Behemoth typically drops Ecliptic Meteor just before moving on to the next phase of the fight. If he starts using Comet more frequently, that’s your cue that he’s about to leave his parting gift. Crucially, though, this applies to the final phase of the hunt as well. Behemoth drops a final Ecliptic Meteor just before he dies. If the team runs out of deaths at that point, even if Behemoth dies a second later, it doesn’t matter. You’ll still lose and miss out on the rewards.

Hiding behind comets is the best way to avoid instant death. There is, however, one last-ditch trick to dodge it without the rocks. You can use the Final Fantasy XIV jump emote, which you received earlier in the quest-line, to dodge Ecliptic Meteor.

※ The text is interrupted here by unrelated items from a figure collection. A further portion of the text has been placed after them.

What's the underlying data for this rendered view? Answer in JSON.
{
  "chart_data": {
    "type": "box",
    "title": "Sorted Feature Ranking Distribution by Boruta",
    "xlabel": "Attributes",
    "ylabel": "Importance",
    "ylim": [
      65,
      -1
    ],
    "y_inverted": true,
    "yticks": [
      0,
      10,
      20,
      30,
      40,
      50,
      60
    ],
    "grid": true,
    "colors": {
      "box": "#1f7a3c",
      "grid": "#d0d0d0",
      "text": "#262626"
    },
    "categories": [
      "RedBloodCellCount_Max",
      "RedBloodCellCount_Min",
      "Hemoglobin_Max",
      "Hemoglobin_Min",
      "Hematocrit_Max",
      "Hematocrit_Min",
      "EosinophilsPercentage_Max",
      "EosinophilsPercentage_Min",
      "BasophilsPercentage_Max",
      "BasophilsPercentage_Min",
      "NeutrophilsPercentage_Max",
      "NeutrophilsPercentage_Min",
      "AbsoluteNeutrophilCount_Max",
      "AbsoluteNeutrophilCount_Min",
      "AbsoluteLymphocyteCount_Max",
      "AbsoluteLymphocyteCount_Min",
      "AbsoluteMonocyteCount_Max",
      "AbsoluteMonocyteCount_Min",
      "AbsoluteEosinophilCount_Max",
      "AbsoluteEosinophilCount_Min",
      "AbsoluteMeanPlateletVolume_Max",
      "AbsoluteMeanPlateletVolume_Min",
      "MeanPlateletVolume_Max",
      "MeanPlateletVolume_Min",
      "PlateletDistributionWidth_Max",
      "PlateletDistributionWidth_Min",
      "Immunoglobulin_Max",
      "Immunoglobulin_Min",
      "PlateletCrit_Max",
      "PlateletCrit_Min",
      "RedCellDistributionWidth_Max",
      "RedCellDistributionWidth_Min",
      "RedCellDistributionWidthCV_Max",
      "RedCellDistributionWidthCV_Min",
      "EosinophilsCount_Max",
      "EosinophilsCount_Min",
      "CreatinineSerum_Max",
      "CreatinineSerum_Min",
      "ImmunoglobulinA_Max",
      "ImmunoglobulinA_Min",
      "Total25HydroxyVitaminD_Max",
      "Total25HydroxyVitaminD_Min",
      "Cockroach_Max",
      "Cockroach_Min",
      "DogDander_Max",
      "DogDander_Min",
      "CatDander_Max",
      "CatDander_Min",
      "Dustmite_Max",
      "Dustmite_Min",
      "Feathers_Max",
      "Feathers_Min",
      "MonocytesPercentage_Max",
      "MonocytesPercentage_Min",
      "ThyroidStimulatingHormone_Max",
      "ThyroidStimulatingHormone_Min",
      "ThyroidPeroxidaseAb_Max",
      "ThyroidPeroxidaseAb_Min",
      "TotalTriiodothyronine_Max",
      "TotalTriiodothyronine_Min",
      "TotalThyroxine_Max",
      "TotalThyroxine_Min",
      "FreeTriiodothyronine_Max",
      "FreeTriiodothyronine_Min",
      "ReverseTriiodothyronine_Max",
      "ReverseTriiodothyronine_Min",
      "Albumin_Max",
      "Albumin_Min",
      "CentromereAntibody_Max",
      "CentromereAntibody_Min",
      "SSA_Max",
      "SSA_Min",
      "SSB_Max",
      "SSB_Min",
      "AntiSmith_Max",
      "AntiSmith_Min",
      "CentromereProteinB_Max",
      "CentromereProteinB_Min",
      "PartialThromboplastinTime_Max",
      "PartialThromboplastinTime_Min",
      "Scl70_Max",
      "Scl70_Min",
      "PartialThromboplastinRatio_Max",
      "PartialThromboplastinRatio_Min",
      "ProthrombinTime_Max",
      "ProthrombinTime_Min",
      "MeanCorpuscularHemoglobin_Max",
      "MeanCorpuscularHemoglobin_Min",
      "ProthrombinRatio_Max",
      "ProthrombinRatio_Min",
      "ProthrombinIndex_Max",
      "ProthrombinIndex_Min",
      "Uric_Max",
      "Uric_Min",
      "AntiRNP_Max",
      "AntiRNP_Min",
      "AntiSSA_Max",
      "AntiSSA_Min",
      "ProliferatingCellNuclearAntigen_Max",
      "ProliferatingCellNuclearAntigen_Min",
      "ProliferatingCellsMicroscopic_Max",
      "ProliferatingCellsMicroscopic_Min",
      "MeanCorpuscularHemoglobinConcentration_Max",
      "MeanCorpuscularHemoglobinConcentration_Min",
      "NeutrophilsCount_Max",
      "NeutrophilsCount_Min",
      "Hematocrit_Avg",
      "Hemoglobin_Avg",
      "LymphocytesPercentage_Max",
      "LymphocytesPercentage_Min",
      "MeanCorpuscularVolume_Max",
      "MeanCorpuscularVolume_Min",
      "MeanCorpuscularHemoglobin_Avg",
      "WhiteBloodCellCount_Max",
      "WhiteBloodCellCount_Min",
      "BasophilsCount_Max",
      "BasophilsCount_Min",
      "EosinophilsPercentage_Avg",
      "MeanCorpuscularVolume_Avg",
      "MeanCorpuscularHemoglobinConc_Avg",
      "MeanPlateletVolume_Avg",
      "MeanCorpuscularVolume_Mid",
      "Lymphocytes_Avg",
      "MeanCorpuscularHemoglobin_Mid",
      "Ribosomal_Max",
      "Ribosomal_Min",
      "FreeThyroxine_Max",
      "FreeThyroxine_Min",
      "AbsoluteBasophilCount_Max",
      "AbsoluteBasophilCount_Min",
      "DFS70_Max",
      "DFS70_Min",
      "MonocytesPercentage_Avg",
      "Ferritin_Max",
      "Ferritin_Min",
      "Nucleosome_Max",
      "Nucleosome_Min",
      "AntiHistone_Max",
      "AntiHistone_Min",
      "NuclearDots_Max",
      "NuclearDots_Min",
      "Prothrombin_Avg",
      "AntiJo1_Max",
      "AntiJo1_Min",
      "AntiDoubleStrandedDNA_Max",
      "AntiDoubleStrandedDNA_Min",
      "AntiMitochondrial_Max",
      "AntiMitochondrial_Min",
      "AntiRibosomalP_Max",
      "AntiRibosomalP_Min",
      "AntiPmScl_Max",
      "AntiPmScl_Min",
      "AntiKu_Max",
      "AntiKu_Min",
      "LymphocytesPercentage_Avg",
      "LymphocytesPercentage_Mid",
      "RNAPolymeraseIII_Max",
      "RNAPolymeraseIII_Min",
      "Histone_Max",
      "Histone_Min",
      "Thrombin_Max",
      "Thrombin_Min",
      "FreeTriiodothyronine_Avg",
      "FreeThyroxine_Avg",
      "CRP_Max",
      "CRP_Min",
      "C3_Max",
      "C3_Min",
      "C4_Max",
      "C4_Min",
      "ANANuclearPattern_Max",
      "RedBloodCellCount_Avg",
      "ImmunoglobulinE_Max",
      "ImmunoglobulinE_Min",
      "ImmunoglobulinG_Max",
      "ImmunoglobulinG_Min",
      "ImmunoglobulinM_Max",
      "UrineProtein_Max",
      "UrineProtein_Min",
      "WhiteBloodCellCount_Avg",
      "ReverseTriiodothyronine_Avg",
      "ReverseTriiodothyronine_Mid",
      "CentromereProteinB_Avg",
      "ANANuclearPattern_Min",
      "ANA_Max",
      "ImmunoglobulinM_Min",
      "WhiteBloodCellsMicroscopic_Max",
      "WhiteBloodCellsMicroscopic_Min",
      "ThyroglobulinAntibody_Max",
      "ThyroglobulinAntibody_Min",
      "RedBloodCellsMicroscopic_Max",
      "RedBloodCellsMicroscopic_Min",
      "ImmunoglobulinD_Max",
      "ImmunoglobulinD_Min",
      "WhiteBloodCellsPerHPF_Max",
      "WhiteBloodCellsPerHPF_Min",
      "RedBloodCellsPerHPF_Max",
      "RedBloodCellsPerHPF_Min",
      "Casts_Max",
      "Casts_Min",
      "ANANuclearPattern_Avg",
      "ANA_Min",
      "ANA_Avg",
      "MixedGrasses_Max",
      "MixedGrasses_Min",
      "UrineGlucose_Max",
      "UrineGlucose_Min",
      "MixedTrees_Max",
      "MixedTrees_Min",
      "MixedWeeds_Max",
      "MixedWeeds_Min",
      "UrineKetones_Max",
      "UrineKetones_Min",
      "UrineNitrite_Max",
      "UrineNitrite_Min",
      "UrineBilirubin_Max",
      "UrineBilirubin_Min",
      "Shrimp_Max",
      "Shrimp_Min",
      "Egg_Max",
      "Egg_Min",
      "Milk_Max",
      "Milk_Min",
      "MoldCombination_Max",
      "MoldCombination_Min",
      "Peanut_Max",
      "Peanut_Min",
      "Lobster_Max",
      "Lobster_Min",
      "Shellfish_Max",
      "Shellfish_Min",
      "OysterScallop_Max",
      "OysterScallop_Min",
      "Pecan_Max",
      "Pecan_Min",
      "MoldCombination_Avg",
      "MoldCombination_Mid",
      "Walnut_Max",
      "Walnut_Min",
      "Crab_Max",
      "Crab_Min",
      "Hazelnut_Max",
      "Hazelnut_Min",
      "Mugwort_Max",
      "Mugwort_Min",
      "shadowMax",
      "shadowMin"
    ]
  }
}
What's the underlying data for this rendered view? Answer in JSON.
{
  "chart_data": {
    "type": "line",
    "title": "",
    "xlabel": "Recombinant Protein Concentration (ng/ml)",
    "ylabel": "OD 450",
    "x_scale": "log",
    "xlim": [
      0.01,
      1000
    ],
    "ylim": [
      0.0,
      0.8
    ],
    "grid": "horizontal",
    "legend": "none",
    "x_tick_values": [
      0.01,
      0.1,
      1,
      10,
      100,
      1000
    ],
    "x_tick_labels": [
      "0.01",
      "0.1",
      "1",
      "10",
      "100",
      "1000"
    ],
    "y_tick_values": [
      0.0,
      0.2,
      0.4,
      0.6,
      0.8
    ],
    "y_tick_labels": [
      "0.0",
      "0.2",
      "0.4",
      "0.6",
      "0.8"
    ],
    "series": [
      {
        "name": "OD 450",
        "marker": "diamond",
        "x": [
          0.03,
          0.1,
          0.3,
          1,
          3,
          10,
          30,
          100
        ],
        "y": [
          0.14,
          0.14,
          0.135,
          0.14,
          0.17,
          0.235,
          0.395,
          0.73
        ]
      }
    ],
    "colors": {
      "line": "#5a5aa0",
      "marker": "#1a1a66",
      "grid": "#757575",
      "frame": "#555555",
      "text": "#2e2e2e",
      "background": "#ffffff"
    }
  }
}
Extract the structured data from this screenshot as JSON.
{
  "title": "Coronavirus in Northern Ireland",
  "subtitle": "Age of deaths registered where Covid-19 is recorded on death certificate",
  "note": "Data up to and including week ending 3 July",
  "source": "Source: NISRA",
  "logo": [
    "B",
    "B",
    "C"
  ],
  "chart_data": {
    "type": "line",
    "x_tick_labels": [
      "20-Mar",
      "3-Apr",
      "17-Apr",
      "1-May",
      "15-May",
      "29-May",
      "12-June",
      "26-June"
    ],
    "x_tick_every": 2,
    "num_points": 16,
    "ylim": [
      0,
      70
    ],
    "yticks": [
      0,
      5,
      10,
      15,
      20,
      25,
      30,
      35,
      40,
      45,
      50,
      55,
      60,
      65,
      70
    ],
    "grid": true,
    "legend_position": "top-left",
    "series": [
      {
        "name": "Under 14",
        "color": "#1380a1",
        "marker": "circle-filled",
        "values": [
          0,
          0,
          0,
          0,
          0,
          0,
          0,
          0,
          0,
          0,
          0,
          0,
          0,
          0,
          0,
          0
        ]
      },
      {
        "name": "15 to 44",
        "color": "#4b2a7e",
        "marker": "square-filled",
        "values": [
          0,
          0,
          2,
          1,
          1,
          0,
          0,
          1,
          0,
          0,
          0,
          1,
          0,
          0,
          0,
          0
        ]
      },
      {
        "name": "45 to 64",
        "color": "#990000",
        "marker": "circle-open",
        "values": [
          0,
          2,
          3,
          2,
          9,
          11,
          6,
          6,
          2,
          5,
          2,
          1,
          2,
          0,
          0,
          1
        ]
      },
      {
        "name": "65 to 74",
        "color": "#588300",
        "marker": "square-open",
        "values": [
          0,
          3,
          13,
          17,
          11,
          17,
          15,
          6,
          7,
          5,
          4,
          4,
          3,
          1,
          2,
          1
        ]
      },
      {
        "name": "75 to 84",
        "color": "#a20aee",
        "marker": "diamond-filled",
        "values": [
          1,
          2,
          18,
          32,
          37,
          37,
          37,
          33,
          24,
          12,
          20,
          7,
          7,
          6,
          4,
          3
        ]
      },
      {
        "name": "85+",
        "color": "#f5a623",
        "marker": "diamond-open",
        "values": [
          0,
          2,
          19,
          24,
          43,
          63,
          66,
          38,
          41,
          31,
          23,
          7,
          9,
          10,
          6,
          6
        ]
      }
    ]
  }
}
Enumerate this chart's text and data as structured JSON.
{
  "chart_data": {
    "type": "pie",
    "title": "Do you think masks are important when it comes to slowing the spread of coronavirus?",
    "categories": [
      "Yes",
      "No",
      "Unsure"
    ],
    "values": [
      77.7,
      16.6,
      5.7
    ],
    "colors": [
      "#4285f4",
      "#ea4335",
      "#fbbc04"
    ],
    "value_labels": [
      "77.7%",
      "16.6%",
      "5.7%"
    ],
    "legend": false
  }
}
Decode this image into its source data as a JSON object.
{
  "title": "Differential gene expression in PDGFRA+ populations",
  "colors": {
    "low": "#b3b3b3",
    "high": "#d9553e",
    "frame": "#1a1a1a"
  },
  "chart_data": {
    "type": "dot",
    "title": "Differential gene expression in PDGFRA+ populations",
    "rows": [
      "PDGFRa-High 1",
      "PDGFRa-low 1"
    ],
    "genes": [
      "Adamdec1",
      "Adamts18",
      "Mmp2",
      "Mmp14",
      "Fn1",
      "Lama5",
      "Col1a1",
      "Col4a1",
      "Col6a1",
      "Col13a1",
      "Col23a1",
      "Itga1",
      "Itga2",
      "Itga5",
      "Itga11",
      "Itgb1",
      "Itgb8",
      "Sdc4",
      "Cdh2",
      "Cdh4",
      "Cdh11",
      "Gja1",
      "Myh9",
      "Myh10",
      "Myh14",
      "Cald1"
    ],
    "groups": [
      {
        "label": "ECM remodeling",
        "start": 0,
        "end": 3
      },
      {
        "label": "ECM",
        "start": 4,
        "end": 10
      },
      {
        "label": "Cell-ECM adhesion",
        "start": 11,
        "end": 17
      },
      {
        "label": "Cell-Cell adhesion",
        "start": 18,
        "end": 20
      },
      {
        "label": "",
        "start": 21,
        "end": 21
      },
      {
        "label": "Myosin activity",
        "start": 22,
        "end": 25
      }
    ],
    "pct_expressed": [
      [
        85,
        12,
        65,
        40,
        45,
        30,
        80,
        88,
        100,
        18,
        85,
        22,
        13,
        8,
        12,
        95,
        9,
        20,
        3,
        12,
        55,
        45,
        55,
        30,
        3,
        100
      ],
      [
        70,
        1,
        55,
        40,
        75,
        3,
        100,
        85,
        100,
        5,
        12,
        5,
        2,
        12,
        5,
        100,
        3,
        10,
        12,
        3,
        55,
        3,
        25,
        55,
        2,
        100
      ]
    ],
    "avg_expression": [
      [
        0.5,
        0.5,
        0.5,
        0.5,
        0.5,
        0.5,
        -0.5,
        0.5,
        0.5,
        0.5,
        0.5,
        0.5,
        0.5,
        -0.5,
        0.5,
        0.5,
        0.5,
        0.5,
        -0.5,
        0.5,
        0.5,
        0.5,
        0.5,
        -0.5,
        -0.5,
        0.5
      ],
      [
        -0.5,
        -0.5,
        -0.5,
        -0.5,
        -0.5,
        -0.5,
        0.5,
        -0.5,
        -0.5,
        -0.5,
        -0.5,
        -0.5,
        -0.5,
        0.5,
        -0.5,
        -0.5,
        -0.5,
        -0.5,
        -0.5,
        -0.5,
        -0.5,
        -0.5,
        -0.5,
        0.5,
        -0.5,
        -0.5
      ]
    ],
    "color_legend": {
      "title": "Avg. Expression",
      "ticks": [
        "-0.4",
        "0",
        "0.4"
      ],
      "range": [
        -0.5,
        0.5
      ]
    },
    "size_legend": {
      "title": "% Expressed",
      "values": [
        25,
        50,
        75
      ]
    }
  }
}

The timing is tricky, but absolutely manageable if you equip the emote to your item wheel and hold it at the ready. Try to launch the jump just before the meteor hits the ground. When you see the Ecliptic Meteor reach head height with Behemoth, that’s your cue to launch.

Seriously, though… Try to use the comets. Nobody wants to lose to one of the toughest creatures in the game when he’s already dead. Once you do dodge that death knell, however, it’s time to celebrate! You’ve finally killed Behemoth. Don’t forget to carve him for materials—which you can put towards the amazing Estinien-themed gear from Final Fantasy XIV.